How often do we get to speak to someone who not only witnessed an important part of our history as Americans but also was super influential in the progress of that historical period too? John Lewis has been fighting the good fight for civil rights for so long, and he remains an active figure in providing human rights for all. Not only is he a successful congressman and civil rights hero, he can now add successful author to his list of accomplishments!
I love finding adult books that I can pair with kid's books because it means that when my kids have a million questions about their book's subject, I stand a better chance of knowing what the answers are. Also, I find that we have better conversations if we are both engaged in the book. For kids, we have a picture book about John Lewis's childhood in Alabama, Preaching to the Chickens by Jabari Asim and E.B. Lewis. For adults and older kids too (maybe junior high and up), the comic book series MARCH written by John Lewis partnered with author Andrew Aydin and artist Nate Powell. Let's dive in!
John Lewis grew up on a rural Alabama farm in a large family. His parents were sharecroppers, and already at a young age, he faced everything that came with life as a black person in the Jim Crow South. Preaching to the Chickens doesn't address any of the racism Lewis' family must have faced, instead, this book focuses on a positive aspect of his young life - his love of going to church and listening to his preacher. As a kid, John Lewis loved to pretend he was a preacher of a barnyard church. When he went out to feed the chickens, he would practice delivering sermons. When new chicks hatched, he would go out and "baptize" them in a cup of water. He did this so often that his family started calling him "preacher". This is a really sweet story that is historically accurate but still remains entertaining for younger kids. That doesn't always happen in historical picture books. I love the pictures too. They are beautiful watercolor paintings. recommended age: 5 and up
About John Lewis, Bill Clinton said,
"Congressman John Lewis has been a resounding moral voice in the quest for equality for more than fifty years, and I'm so pleased that he is sharing his memories of the Civil Rights Movement with America's young leaders. In March, he brings a whole new generation with him."

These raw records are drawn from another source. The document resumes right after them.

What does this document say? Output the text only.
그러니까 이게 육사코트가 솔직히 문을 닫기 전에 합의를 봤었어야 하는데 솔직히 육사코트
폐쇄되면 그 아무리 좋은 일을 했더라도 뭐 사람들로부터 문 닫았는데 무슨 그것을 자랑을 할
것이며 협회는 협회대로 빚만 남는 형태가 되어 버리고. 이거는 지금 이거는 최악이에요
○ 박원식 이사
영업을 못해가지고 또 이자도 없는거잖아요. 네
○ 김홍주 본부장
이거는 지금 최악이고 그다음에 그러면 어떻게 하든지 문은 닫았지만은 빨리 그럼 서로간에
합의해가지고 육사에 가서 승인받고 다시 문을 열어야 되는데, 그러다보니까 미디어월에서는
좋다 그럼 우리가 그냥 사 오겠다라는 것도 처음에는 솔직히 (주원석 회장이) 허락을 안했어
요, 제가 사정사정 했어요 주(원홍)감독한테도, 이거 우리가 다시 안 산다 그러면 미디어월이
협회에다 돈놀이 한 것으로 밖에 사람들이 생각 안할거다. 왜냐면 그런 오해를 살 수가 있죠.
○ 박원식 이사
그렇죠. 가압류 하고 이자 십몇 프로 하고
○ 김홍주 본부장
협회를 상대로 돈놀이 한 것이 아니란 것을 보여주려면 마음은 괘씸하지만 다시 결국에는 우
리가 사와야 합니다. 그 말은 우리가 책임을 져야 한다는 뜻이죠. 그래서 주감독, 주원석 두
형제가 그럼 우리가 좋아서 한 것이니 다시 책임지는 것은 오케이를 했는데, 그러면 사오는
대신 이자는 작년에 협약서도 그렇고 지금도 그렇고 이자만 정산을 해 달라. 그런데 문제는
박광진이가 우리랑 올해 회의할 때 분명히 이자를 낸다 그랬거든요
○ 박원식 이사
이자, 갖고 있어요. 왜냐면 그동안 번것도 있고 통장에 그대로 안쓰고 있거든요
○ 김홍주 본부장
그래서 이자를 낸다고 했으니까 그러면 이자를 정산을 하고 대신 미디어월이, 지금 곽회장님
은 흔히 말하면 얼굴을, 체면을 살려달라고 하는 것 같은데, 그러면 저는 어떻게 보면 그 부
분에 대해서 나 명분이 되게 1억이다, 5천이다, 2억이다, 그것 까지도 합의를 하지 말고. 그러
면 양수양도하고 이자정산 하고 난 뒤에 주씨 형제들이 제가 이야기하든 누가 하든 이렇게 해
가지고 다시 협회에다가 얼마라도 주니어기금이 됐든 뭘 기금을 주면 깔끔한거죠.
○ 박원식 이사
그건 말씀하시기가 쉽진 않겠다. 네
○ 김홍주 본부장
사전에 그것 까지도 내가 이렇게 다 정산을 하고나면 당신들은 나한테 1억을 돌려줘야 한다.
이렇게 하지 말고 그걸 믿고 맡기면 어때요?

Comic books have been having a moment for a while now with no slowing down. Whether you call them "comic books" or "graphic novels", they are such a great choice for older kids and anyone that feels like they "don't like to read". The grid form and pictures make the reading go super fast, and I feel like you still get good reading in at the same time. Even people who consider themselves avid readers can love comic books. The format brings a new way of interacting with the story. Most of us know a good bit about the Civil Rights Movement, but reading MARCH brings a whole new way to experience history. It makes it way more real to see it as well as read it. Something about comic books makes the material more emotional. Definitely check out MARCH!